From the day he started working, my father never earned a sufficient salary. There was a businessman in the diamond district called R’ Yisroel Parnes z”l. He offered to give my father a $25,000 loan for an unlimited amount of time to open his own business. My father did not want to accept his kind-hearted proposal. He felt that if he would open his own business, it would distract him from his learning.
My father refused to accept government support because his wage was a fraction more than the allowance for claiming aid. He quoted a person will be asked, when he reaches Beis Din Shel Malloh (Heavenly Court): “Did you deal honestly? Did you deal truthfully?” For this reason, he refused.
In November of 2000, my father suffered a stroke. He lost almost seventy percent of his brain power and became paralyzed on the right side of his body. The muscles in his mouth weakened his ability to swallow and we were worried that he would no longer be able to speak.
Eventually, my father regained his speech, though every word he spoke was a big struggle and challenge. On the other hand, he had forgotten everything. Years of toil and effort in learning and absorbing the Torah. He did not remember anything. When he came home the first time, he stood next to his seforim (Judaic books) shelves and cried uncontrollably, gesticulating and signaling with his hands as if to say: “Oy, how unbelievably painful this is. Is it all this that I have lost?” It was a very emotional and painful scene to watch.
It was in these difficult times that I was once again impressed by my father’s tenacity. He fought to feel like himself again.
His paralysis and immobility slowly improved. He managed to balance himself again. It was his speech that was not 100 percent. But slowly, he regained his lost memory. He could no longer dive deep into his learning, but he could earnestly learn again with desire and persistence as he had done all those years. And this is exactly what he continued.
He was excited for every family simcha and joyous occasion, whether we were celebrating a wedding or newborn child. He would elaborate on the words in the Chumash: “I had originally only passed the Jordan River with one stick.” He would then retell how he came to America with only five dollars and how he built this beautiful family.
My father spoke about the war years and how much he had suffered. But he wouldn’t forget to thank Hashem with all his heart for all the blessings in his life and miracles he experienced.
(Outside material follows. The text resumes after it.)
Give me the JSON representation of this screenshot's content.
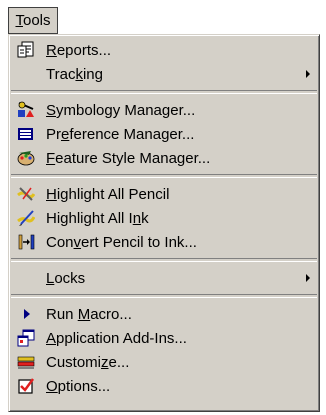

No matter the number of grandchildren that he had the merit to enjoy, whenever he spoke, it was as if this was the first simcha he was celebrating.
Since he couldn’t articulate through speech anymore, he would come home after a simcha and write on a piece of paper: “I have just returned from a bris of a grandson,” or “I have just come back from my grandson’s bar mitzvah.” This was his way of thanking Hashem.
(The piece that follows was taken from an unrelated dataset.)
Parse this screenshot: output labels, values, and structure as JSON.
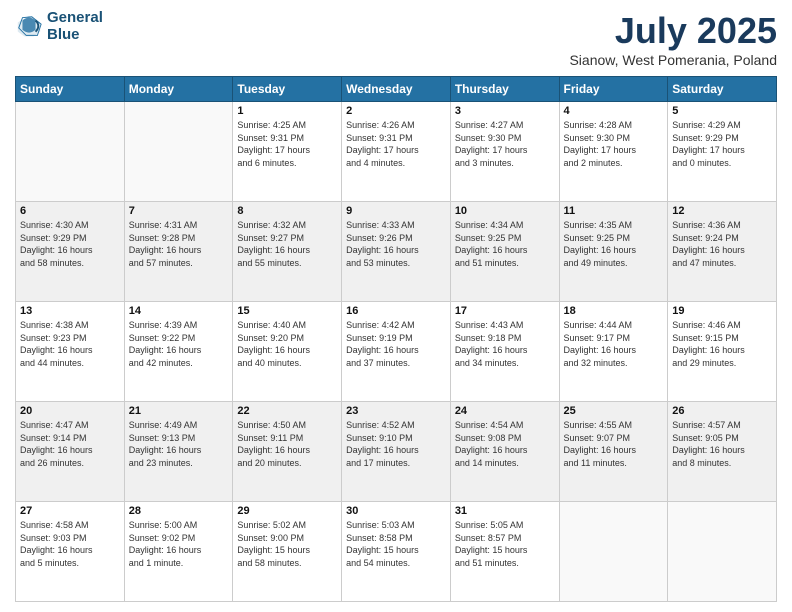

Whenever I experienced hardships, I’d go to my father, and he would guide me. No matter what I was going through, he encouraged me to believe that Hashem knows exactly what He is doing, and that it would be for the best, even if we don’t know what that is.
My father passed away in 2016, at the age of 88. Though he’s not here anymore – and he is sorely missed – I remember his absolute emunah and bitachon, and his strength. He went through the worst thing a person could endure, and yet, he always had a smile on his faith. He never stopped believing. He just kept pushing, kept moving forward.
Now, I will carry on his legacy and do the same.